If you are 75 or over and taking income withdrawals in the form of alternatively secured pension from another pension scheme you can choose to transfer this pension scheme to the SIPP.
Investments
Scheme borrowing will be limited to 50% of the scheme assets at the date the loan is taken out.
Benefits
The minimum pension age is rising to age 55 from April, 2010. When you take your benefits from the SIPP the value of your SIPP fund will be tested aginst your "lifetime allowance".
Your "lifetime allowance", may be the "standard lifetime allowance" or an allowance in excess of this. The "standard lifetime allowance" is £1.5 million in 2006/07 and will rise annually to £1.8 million in 2010/11.
In certain circumstances you may be able to enhance the standard lifetime allowance.

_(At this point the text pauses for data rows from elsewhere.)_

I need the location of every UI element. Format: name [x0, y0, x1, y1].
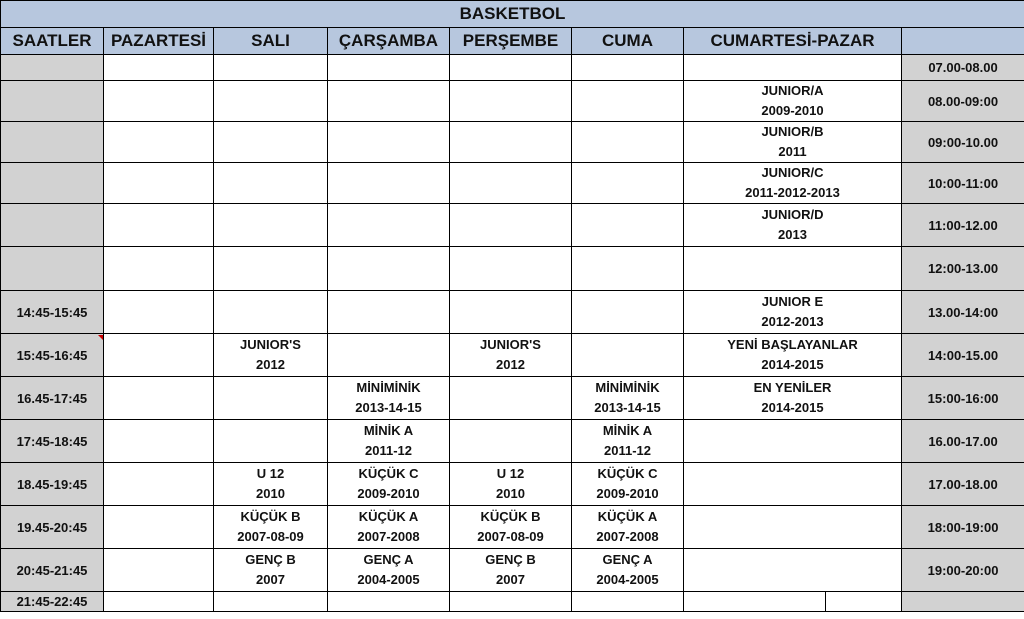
carsamba-cell: [328, 420, 450, 463]
group-name: KÜÇÜK A: [597, 509, 658, 524]
carsamba-cell: [328, 549, 450, 592]
group-years: 2011-2012-2013: [745, 185, 840, 200]
cuma-cell: [572, 163, 684, 204]
header-carsamba: ÇARŞAMBA: [328, 28, 450, 55]
schedule-row: [1, 55, 1024, 81]
group-name: EN YENİLER: [753, 380, 832, 395]
group-name: KÜÇÜK C: [358, 466, 419, 481]
weekend-time-cell: 16.00-17.00: [902, 420, 1024, 463]
schedule-row: [1, 592, 1024, 612]
weekend-time-cell: 15:00-16:00: [902, 377, 1024, 420]
weekend-cell: [684, 291, 902, 334]
header-persembe: PERŞEMBE: [450, 28, 572, 55]
header-pazartesi: PAZARTESİ: [104, 28, 214, 55]
group-name: MİNİK A: [602, 423, 653, 438]
pazartesi-cell: [104, 55, 214, 81]
group-years: 2014-2015: [761, 400, 824, 415]
sali-cell: [214, 163, 328, 204]
group-name: KÜÇÜK B: [480, 509, 541, 524]
schedule-row: [1, 420, 1024, 463]
weekend-cell: [684, 420, 902, 463]
weekend-cell: [684, 463, 902, 506]
carsamba-cell: [328, 463, 450, 506]
persembe-cell: [450, 549, 572, 592]
schedule-row: [1, 291, 1024, 334]
schedule-row: [1, 377, 1024, 420]
schedule-row: [1, 334, 1024, 377]
weekend-cell-extra: [826, 592, 902, 612]
pazartesi-cell: [104, 506, 214, 549]
weekday-time-cell: 15:45-16:45: [1, 334, 104, 377]
sali-cell: [214, 291, 328, 334]
group-name: U 12: [256, 466, 285, 481]
carsamba-cell: [328, 204, 450, 247]
header-sali: SALI: [214, 28, 328, 55]
weekday-time-cell: [1, 247, 104, 291]
group-name: MİNİK A: [363, 423, 414, 438]
persembe-cell: [450, 163, 572, 204]
sali-cell: [214, 334, 328, 377]
weekend-cell: [684, 506, 902, 549]
carsamba-cell: [328, 291, 450, 334]
carsamba-cell: [328, 334, 450, 377]
header-cumartesi-pazar: CUMARTESİ-PAZAR: [684, 28, 902, 55]
group-name: MİNİMİNİK: [356, 380, 421, 395]
cuma-cell: [572, 334, 684, 377]
carsamba-cell: [328, 81, 450, 122]
pazartesi-cell: [104, 204, 214, 247]
persembe-cell: [450, 377, 572, 420]
pazartesi-cell: [104, 247, 214, 291]
group-years: 2013-14-15: [594, 400, 661, 415]
cuma-cell: [572, 420, 684, 463]
pazartesi-cell: [104, 122, 214, 163]
persembe-cell: [450, 291, 572, 334]
pazartesi-cell: [104, 549, 214, 592]
weekend-time-cell: 17.00-18.00: [902, 463, 1024, 506]
weekday-time-cell: [1, 204, 104, 247]
cuma-cell: [572, 55, 684, 81]
group-years: 2011-12: [365, 443, 412, 458]
weekend-cell: [684, 377, 902, 420]
carsamba-cell: [328, 377, 450, 420]
sali-cell: [214, 463, 328, 506]
group-years: 2013-14-15: [355, 400, 422, 415]
pazartesi-cell: [104, 291, 214, 334]
group-name: MİNİMİNİK: [595, 380, 660, 395]
persembe-cell: [450, 247, 572, 291]
weekend-time-cell: 09:00-10.00: [902, 122, 1024, 163]
cuma-cell: [572, 377, 684, 420]
weekend-cell: [684, 122, 902, 163]
header-saatler: SAATLER: [1, 28, 104, 55]
persembe-cell: [450, 463, 572, 506]
sali-cell: [214, 592, 328, 612]
weekend-cell: [684, 163, 902, 204]
weekday-time-cell: 21:45-22:45: [1, 592, 104, 612]
weekend-time-cell: 13.00-14:00: [902, 291, 1024, 334]
sali-cell: [214, 55, 328, 81]
pazartesi-cell: [104, 334, 214, 377]
cuma-cell: [572, 592, 684, 612]
pazartesi-cell: [104, 163, 214, 204]
group-years: 2009-2010: [596, 486, 659, 501]
group-years: 2004-2005: [357, 572, 420, 587]
cuma-cell: [572, 291, 684, 334]
persembe-cell: [450, 122, 572, 163]
header-cuma: CUMA: [572, 28, 684, 55]
group-years: 2010: [496, 486, 525, 501]
group-years: 2014-2015: [761, 357, 824, 372]
sali-cell: [214, 549, 328, 592]
schedule-body: [1, 55, 1024, 612]
weekend-time-cell: 12:00-13.00: [902, 247, 1024, 291]
group-years: 2007-2008: [596, 529, 659, 544]
group-years: 2011-12: [604, 443, 651, 458]
weekday-time-cell: 18.45-19:45: [1, 463, 104, 506]
carsamba-cell: [328, 122, 450, 163]
weekend-cell: [684, 549, 902, 592]
group-name: GENÇ B: [245, 552, 296, 567]
weekday-time-cell: [1, 163, 104, 204]
schedule-row: [1, 163, 1024, 204]
carsamba-cell: [328, 163, 450, 204]
pazartesi-cell: [104, 463, 214, 506]
cuma-cell: [572, 549, 684, 592]
weekend-time-cell: 08.00-09:00: [902, 81, 1024, 122]
weekday-time-cell: 19.45-20:45: [1, 506, 104, 549]
weekend-time-cell: 07.00-08.00: [902, 55, 1024, 81]
group-years: 2009-2010: [357, 486, 420, 501]
carsamba-cell: [328, 506, 450, 549]
pazartesi-cell: [104, 592, 214, 612]
weekend-cell: [684, 334, 902, 377]
schedule-row: [1, 506, 1024, 549]
group-name: JUNIOR/A: [761, 83, 824, 98]
carsamba-cell: [328, 247, 450, 291]
persembe-cell: [450, 55, 572, 81]
group-years: 2004-2005: [596, 572, 659, 587]
group-years: 2007: [256, 572, 285, 587]
pazartesi-cell: [104, 81, 214, 122]
cuma-cell: [572, 122, 684, 163]
group-years: 2007-08-09: [477, 529, 544, 544]
sali-cell: [214, 204, 328, 247]
cuma-cell: [572, 506, 684, 549]
weekend-time-cell: 10:00-11:00: [902, 163, 1024, 204]
schedule-row: [1, 204, 1024, 247]
group-years: 2011: [778, 144, 807, 159]
group-years: 2009-2010: [761, 103, 824, 118]
group-years: 2012-2013: [761, 314, 824, 329]
group-name: KÜÇÜK C: [597, 466, 658, 481]
carsamba-cell: [328, 55, 450, 81]
persembe-cell: [450, 420, 572, 463]
group-name: JUNIOR/B: [761, 124, 824, 139]
persembe-cell: [450, 204, 572, 247]
sheet-title: BASKETBOL: [1, 1, 1024, 28]
group-name: JUNIOR E: [761, 294, 824, 309]
group-years: 2007-08-09: [237, 529, 304, 544]
schedule-row: [1, 81, 1024, 122]
cuma-cell: [572, 247, 684, 291]
weekend-time-cell: 14:00-15.00: [902, 334, 1024, 377]
weekend-time-cell: [902, 592, 1024, 612]
group-name: GENÇ A: [602, 552, 653, 567]
persembe-cell: [450, 506, 572, 549]
comment-marker: [98, 335, 103, 340]
group-years: 2010: [256, 486, 285, 501]
persembe-cell: [450, 334, 572, 377]
carsamba-cell: [328, 592, 450, 612]
weekday-time-cell: [1, 122, 104, 163]
group-name: JUNIOR/C: [761, 165, 824, 180]
group-name: JUNIOR'S: [240, 337, 301, 352]
sali-cell: [214, 420, 328, 463]
group-years: 2013: [778, 227, 807, 242]
group-name: KÜÇÜK A: [358, 509, 419, 524]
weekday-time-cell: [1, 55, 104, 81]
group-years: 2012: [256, 357, 285, 372]
weekday-time-cell: 17:45-18:45: [1, 420, 104, 463]
schedule-row: [1, 549, 1024, 592]
weekday-time-cell: 14:45-15:45: [1, 291, 104, 334]
cuma-cell: [572, 81, 684, 122]
group-years: 2012: [496, 357, 525, 372]
weekday-time-cell: [1, 81, 104, 122]
weekend-time-cell: 11:00-12.00: [902, 204, 1024, 247]
cuma-cell: [572, 463, 684, 506]
weekend-cell: [684, 592, 826, 612]
schedule-row: [1, 122, 1024, 163]
group-years: 2007: [496, 572, 525, 587]
group-name: YENİ BAŞLAYANLAR: [727, 337, 858, 352]
sali-cell: [214, 81, 328, 122]
sali-cell: [214, 377, 328, 420]
cuma-cell: [572, 204, 684, 247]
group-years: 2007-2008: [357, 529, 420, 544]
group-name: GENÇ A: [363, 552, 414, 567]
schedule-row: [1, 463, 1024, 506]
pazartesi-cell: [104, 377, 214, 420]
weekday-time-cell: 20:45-21:45: [1, 549, 104, 592]
sali-cell: [214, 506, 328, 549]
weekend-time-cell: 19:00-20:00: [902, 549, 1024, 592]
group-name: U 12: [496, 466, 525, 481]
weekend-cell: [684, 204, 902, 247]
header-weekend-time: [902, 28, 1024, 55]
sali-cell: [214, 122, 328, 163]
persembe-cell: [450, 592, 572, 612]
group-name: GENÇ B: [485, 552, 536, 567]
weekend-time-cell: 18:00-19:00: [902, 506, 1024, 549]
group-name: KÜÇÜK B: [240, 509, 301, 524]
weekend-cell: [684, 81, 902, 122]
persembe-cell: [450, 81, 572, 122]
group-name: JUNIOR/D: [761, 207, 824, 222]
weekend-cell: [684, 247, 902, 291]
schedule-row: [1, 247, 1024, 291]
pazartesi-cell: [104, 420, 214, 463]
weekday-time-cell: 16.45-17:45: [1, 377, 104, 420]
weekend-cell: [684, 55, 902, 81]
group-name: JUNIOR'S: [480, 337, 541, 352]
sali-cell: [214, 247, 328, 291]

For example, you may be able to obtain protection on your existing pre A-Day pension rights.
If your pension fund exceeds your lifetime allowance the excess will be subject to a tax charge and the amount of charge depends on whether you take this excess as a pension or a lump sum.
Up to 25% of the value of the pension below the lifetime allowance can usually be taken as a tax free lump sum.
There will be a Lifetime allowance charge of 25% on funds in excess of your Lifetime Allowance if they are taken as a pension in addition to any income tax payable on your subsequent pension payments.
There will be a Lifetime allowance charge of 55% on funds in excess of your Lifetime Allowance if they are taken as a lump sum.
If you have pre A-day pension funds with "enhanced" protection they will not be subject to a tax charge.
Income withdrawals taken from your SIPP from minimum pension age up to age 75 will be known as unsecured pension.
Income withdrawals can continue to be takne from the SIPP once you reach age 75 - this is known as alternatively secured pension. By age 75 you must be taking income withdrawals in the form of alternatively secured pension, or must have purchased an annuity on the open market.
Death Benefits
The type of death benefits available depends on if you are taking benefits at the date of your death, and if so whether you were taking unsecured pension or alternatively secured pension.
Pension benefits can only be paid to your dependants.
The definition of dependant is expanded to allow any person who in the opinion of the scheme administrator was financially dependant on the member at the date of the member's death to be a dependant.